What’s on in London: The Night Larry Kramer Kissed Me
The Night Larry Kramer Kissed Me is a play by David Drake.
It was first staged in London in 1994. A new production – directed by Steven Dexter – will open on 3 February at the New Wimbledon Theatre and will star John Bell.
The play is a one-man show, and the story centres on one character.
After attending a performance of Larry Kramer’s play The Normal Heart, a young man’s life is changed forever thanks to the power of theatre. This is a coming-of-age story that follows the life of a young actor – his call to gay pride and activism in New York during the onset of HIV/AIDS in the 80s.
Broken up into a series of stories, the play explores that journey of self- discovery. From the late-night club crawl to the sweat of the gyms, from the threat of anti-gay violence to the place where condemnation, compromises and closets are a thing of the past. The Night Larry Kramer Kissed Me exposes the sexual, spiritual, and political yearnings at the heart of gay America shared by a whole generation of gay men and women.
This will be John Bell’s stage debut. He’s previously appeared in films such as The Hobbit and series such as Outlander.
I caught up with John Bell for a behind-the-scenes look at the production.
For your stage debut, you’re tackling a one-man show – were you looking for a challenge?
Absolutely. When I moved to London after finishing filming on Outlander Season 6, I was desperate to try my hand at theatre. So, when Dex got in contact about appearing in the revival of Larry Kramer, I jumped at the opportunity.
At first, I didn’t know it was going to be a ‘one man show’, however after talking with Dex and reading the script it was obvious to me that this was the play to do.
A challenge, yes, but one I’m excited to conquer.
When did you first encounter the work of Larry Kramer and The Normal Heart?
I first saw The Normal Heart a month before I received the offer for Larry Kramer. My friend and I wanted to see something at The National, so we went along. Safe to say that I was incredibly moved by the play.
I’ve now seen the HBO production with Mark Ruffalo which I also thoroughly enjoyed.
The time period of this play is obviously a specific point of history, and our experience of HIV is vastly different now to what it was then. Have you had to do much research to get your head around the context that this character is operating in?

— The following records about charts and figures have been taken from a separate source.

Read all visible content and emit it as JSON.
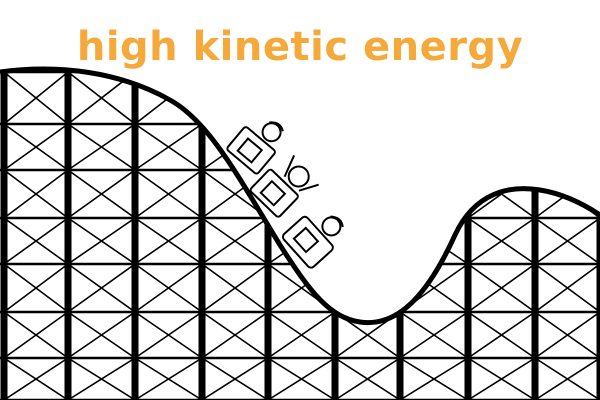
{
  "caption": {
    "text": "high kinetic energy",
    "color": "#F5A93A"
  },
  "colors": {
    "stroke": "#000000",
    "background": "#ffffff"
  }
}
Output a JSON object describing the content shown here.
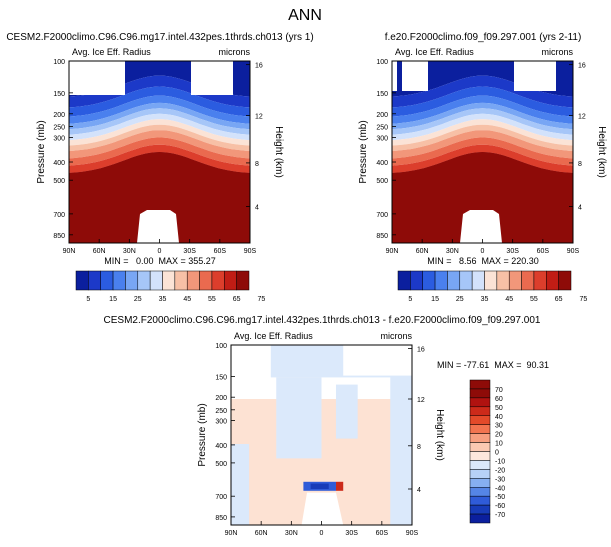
{
  "page_title": "ANN",
  "chart_data": [
    {
      "type": "heatmap",
      "title": "CESM2.F2000climo.C96.C96.mg17.intel.432pes.1thrds.ch013 (yrs 1)",
      "subtitle_left": "Avg. Ice Eff. Radius",
      "subtitle_right": "microns",
      "ylabel": "Pressure (mb)",
      "y2label": "Height (km)",
      "x_ticks": [
        "90N",
        "60N",
        "30N",
        "0",
        "30S",
        "60S",
        "90S"
      ],
      "y_ticks": [
        "100",
        "150",
        "200",
        "250",
        "300",
        "400",
        "500",
        "700",
        "850"
      ],
      "y2_ticks": [
        "16",
        "12",
        "8",
        "4"
      ],
      "min_max_text": "MIN =   0.00  MAX = 355.27",
      "min": 0.0,
      "max": 355.27,
      "colorbar_ticks": [
        "5",
        "15",
        "25",
        "35",
        "45",
        "55",
        "65",
        "75"
      ]
    },
    {
      "type": "heatmap",
      "title": "f.e20.F2000climo.f09_f09.297.001 (yrs 2-11)",
      "subtitle_left": "Avg. Ice Eff. Radius",
      "subtitle_right": "microns",
      "ylabel": "Pressure (mb)",
      "y2label": "Height (km)",
      "x_ticks": [
        "90N",
        "60N",
        "30N",
        "0",
        "30S",
        "60S",
        "90S"
      ],
      "y_ticks": [
        "100",
        "150",
        "200",
        "250",
        "300",
        "400",
        "500",
        "700",
        "850"
      ],
      "y2_ticks": [
        "16",
        "12",
        "8",
        "4"
      ],
      "min_max_text": "MIN =   8.56  MAX = 220.30",
      "min": 8.56,
      "max": 220.3,
      "colorbar_ticks": [
        "5",
        "15",
        "25",
        "35",
        "45",
        "55",
        "65",
        "75"
      ]
    },
    {
      "type": "heatmap",
      "title": "CESM2.F2000climo.C96.C96.mg17.intel.432pes.1thrds.ch013 - f.e20.F2000climo.f09_f09.297.001",
      "subtitle_left": "Avg. Ice Eff. Radius",
      "subtitle_right": "microns",
      "ylabel": "Pressure (mb)",
      "y2label": "Height (km)",
      "x_ticks": [
        "90N",
        "60N",
        "30N",
        "0",
        "30S",
        "60S",
        "90S"
      ],
      "y_ticks": [
        "100",
        "150",
        "200",
        "250",
        "300",
        "400",
        "500",
        "700",
        "850"
      ],
      "y2_ticks": [
        "16",
        "12",
        "8",
        "4"
      ],
      "min_max_text": "MIN = -77.61  MAX =  90.31",
      "min": -77.61,
      "max": 90.31,
      "colorbar_ticks": [
        "70",
        "60",
        "50",
        "40",
        "30",
        "20",
        "10",
        "0",
        "-10",
        "-20",
        "-30",
        "-40",
        "-50",
        "-60",
        "-70"
      ]
    }
  ],
  "colors": {
    "seq": [
      "#0b1f9e",
      "#1c39c8",
      "#2b5ce0",
      "#4a80ee",
      "#78a6f4",
      "#a6c6f8",
      "#d3e2fb",
      "#fbe3d6",
      "#f7c0a6",
      "#f2977a",
      "#ea6a4f",
      "#dc3e2c",
      "#c11d15",
      "#8e0b08"
    ],
    "div": [
      "#8e0b08",
      "#b01210",
      "#cc2a1a",
      "#e34a2a",
      "#f27450",
      "#f79f80",
      "#fbc9b2",
      "#fde7dc",
      "#dbe9fb",
      "#b6d1f7",
      "#86aff1",
      "#5585e6",
      "#2f5bd8",
      "#173bb8",
      "#0b1f9e"
    ]
  }
}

In a way, yes – it’s plays like The Normal Heart, documentaries like Paris is Burning and shows like It’s a Sin, that have helped me not only understand HIV/AIDS but a wider of appreciation of what it means to be queer and the people in our community who fought and stood up for our rights long before I was born.
I implore all young queer folk to research and learn.
Has preparing for this role had any personal impact on your understanding of the LGBTQ community’s history with HIV/AIDS and how that continues to shape the LGBTQ community today?
I’m always learning more, so of course the play has helped me to understand my community’s history.
To me, the play is a love letter to those who came before and the generation that were lost as a result of the homophobia and ignorance of the late 80s early 90s, and the activists who fought to change that.
What do you hope that people feel when watching your performance in The Night Larry Kramer Kissed Me
I hope people are touched by the story’s poignancy. I also say, let the audience take away from the play whatever they want! It’s a tribute, a vigil, a comedy and a tragedy all wrapped up in one.
I guess, by the end, I hope they themselves feel hopeful, that we are all marching forward, and together we are stronger than any hate.